In 2014, the US Office of Financial Research (OFR) suggested that asset management firms, on account of the enormous capital flows they facilitate, should be designated as systemically important financial institutions (SIFIs). Although the focus of regulators seems to have shifted away from investment firms and towards better understanding market liquidity risks, the question of the investment industry’s association with financial stability, or lack thereof, remains relevant.
In an address to the CFA Society, Bob Jenkins (Adjunct Professor of Finance at the London Business School) argued that, in order to safeguard the stability and sustainability of our industry, investment managers need to act against financial practices that they consider to be destabilising. He points to three compelling reasons why the investment industry should adopt an active stance on this matter, namely:
- It is in the investment industry’s interests (certain speculators aside) to maintain a stable financial system
- Financial instability erodes trust in the financial services industry as a whole
- The investment industry is next on the list as a target for regulatory attention
Jenkins singles out persistently high levels of leverage in the banking sector as the biggest potential contributor to another financial meltdown. Banks have, he contends, successfully either diluted or delayed regulation that seeks to limit their capital margins (Basel III and Dodd-Frank). There has so far been no coordinated response to counter the banks’ position – ie to insist on reduced potential to engage in leverage as a means of improving financial stability. Jenkins encourages investment organisations to speak out against this and support tighter constraints on permitted leverage. To do nothing, he suggests, is a failing in the investment industry’s responsibilities to the people who entrust it with managing their money.

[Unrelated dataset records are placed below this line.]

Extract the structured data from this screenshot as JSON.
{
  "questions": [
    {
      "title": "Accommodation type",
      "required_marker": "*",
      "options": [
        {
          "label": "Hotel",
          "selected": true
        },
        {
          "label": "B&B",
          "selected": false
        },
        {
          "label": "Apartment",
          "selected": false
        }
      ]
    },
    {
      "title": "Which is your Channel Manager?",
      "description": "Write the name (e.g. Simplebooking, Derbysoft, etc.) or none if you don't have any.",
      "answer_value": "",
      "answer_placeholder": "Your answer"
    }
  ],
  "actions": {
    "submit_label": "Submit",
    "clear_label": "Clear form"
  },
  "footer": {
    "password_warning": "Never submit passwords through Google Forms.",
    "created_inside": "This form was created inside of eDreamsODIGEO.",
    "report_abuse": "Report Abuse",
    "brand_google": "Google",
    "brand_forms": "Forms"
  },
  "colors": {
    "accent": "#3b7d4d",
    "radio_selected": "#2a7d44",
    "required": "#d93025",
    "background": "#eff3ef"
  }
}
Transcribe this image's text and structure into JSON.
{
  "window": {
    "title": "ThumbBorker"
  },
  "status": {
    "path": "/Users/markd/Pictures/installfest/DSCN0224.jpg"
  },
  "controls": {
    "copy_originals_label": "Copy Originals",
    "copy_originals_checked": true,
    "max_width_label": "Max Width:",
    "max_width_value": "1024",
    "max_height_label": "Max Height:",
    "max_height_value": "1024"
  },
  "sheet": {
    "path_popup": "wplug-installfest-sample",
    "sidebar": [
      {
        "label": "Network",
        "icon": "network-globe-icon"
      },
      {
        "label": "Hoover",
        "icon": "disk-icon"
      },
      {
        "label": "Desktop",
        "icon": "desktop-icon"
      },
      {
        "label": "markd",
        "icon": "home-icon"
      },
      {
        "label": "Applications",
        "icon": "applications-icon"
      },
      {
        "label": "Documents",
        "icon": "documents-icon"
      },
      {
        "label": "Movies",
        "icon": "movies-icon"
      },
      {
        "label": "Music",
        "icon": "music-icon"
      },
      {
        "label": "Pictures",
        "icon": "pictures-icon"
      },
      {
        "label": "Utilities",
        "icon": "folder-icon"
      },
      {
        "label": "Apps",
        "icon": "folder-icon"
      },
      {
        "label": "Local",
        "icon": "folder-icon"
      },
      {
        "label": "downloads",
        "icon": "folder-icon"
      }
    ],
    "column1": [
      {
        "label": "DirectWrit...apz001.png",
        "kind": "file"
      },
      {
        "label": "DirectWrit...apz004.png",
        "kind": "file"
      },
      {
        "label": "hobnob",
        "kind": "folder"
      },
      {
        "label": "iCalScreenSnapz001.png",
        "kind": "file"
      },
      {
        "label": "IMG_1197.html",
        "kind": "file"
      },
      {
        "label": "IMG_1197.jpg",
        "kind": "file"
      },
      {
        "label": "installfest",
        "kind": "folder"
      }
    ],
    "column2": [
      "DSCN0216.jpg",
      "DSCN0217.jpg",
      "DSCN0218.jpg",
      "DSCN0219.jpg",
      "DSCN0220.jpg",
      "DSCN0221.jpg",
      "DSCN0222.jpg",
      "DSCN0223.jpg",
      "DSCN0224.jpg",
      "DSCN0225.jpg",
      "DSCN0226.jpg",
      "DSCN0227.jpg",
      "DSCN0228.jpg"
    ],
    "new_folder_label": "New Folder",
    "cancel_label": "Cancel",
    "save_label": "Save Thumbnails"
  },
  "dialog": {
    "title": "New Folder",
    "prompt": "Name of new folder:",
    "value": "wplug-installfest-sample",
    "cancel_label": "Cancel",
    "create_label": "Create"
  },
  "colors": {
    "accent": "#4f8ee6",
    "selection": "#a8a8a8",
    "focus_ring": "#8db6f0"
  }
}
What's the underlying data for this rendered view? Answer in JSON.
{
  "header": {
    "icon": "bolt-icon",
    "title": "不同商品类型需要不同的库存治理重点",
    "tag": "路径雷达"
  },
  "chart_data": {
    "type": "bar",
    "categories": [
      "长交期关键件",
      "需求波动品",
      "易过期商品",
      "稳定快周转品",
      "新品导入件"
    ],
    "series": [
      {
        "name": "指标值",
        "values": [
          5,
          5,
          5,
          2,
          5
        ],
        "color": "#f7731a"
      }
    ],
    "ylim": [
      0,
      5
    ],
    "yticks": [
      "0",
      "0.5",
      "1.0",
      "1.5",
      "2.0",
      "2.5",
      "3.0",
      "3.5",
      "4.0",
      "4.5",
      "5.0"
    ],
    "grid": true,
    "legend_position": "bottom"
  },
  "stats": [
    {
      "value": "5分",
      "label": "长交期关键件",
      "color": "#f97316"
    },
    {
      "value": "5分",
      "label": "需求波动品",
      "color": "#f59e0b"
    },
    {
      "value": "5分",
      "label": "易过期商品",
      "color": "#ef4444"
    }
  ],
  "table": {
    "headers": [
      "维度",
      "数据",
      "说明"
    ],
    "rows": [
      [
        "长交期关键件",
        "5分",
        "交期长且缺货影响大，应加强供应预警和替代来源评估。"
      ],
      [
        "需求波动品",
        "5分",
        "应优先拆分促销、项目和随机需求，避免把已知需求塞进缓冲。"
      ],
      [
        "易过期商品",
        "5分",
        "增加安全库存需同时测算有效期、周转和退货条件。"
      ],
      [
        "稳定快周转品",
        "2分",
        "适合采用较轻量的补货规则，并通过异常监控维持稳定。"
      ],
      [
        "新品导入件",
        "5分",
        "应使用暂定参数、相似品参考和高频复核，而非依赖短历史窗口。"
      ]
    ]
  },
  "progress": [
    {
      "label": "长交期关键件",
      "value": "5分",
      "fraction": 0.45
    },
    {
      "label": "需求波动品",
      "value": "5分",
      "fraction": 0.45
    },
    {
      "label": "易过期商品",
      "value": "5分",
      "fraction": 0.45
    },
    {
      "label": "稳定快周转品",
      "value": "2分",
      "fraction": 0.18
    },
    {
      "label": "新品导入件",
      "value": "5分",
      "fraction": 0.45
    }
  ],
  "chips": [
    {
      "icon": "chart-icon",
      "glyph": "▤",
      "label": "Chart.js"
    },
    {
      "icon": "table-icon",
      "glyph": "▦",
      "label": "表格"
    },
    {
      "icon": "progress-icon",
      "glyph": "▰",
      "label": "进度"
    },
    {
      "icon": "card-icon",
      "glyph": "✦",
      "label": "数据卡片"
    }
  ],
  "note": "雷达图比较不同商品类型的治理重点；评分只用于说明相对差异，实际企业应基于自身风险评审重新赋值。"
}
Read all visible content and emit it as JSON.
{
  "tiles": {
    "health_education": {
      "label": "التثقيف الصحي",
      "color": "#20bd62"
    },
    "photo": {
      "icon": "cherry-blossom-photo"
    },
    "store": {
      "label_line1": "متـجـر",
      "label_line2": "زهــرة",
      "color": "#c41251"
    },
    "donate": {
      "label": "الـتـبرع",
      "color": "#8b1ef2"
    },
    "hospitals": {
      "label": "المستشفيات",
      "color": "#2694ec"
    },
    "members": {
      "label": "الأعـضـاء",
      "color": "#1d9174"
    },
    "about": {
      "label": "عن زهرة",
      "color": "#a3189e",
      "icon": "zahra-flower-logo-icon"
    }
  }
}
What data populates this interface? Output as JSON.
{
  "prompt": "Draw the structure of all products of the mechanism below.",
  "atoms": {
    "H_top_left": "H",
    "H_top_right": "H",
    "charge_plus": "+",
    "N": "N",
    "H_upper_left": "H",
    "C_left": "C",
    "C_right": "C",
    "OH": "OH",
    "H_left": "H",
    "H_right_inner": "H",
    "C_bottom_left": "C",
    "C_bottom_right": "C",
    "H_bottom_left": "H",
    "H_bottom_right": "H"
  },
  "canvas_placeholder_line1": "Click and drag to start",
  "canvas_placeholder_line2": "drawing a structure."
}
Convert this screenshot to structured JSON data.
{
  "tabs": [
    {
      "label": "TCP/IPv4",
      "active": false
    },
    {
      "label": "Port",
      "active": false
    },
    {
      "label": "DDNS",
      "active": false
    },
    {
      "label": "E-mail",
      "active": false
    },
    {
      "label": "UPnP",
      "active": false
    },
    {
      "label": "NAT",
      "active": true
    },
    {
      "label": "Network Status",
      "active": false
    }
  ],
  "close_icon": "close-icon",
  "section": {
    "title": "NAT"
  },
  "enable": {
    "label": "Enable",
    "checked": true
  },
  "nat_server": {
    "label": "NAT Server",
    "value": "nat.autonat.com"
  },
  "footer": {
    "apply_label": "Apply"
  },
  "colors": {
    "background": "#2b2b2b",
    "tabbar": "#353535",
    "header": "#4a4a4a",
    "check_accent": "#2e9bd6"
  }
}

Jenkins stops short of saying what form the industry’s stance on this issue might take, but his argument raises some questions regarding responsibilities associated with ownership. For starters, we might ask whether asset managers/owners should have been more aware and/or vocal regarding financial practice that led to the GFC. And, given what we have learnt about the dangers of leverage, what action might a responsible owner take? Should they disinvest, in which case ownership would revert to less engaged, less scrupulous investors? And what are the consequences of investors staying invested but upping their stewardship standards? What scope is there for owners to collaborate to make a difference?
There is another unanswered question implicit in this address: what has stopped investment organisations from taking action to date? Clearly, there are some conflicts in the case of bank-owned asset managers, but this doesn’t explain the silence of the rest of the industry. Is there a general reluctance to take on the responsibilities of engagement as owners? And if so, what needs to change for investors to become more involved?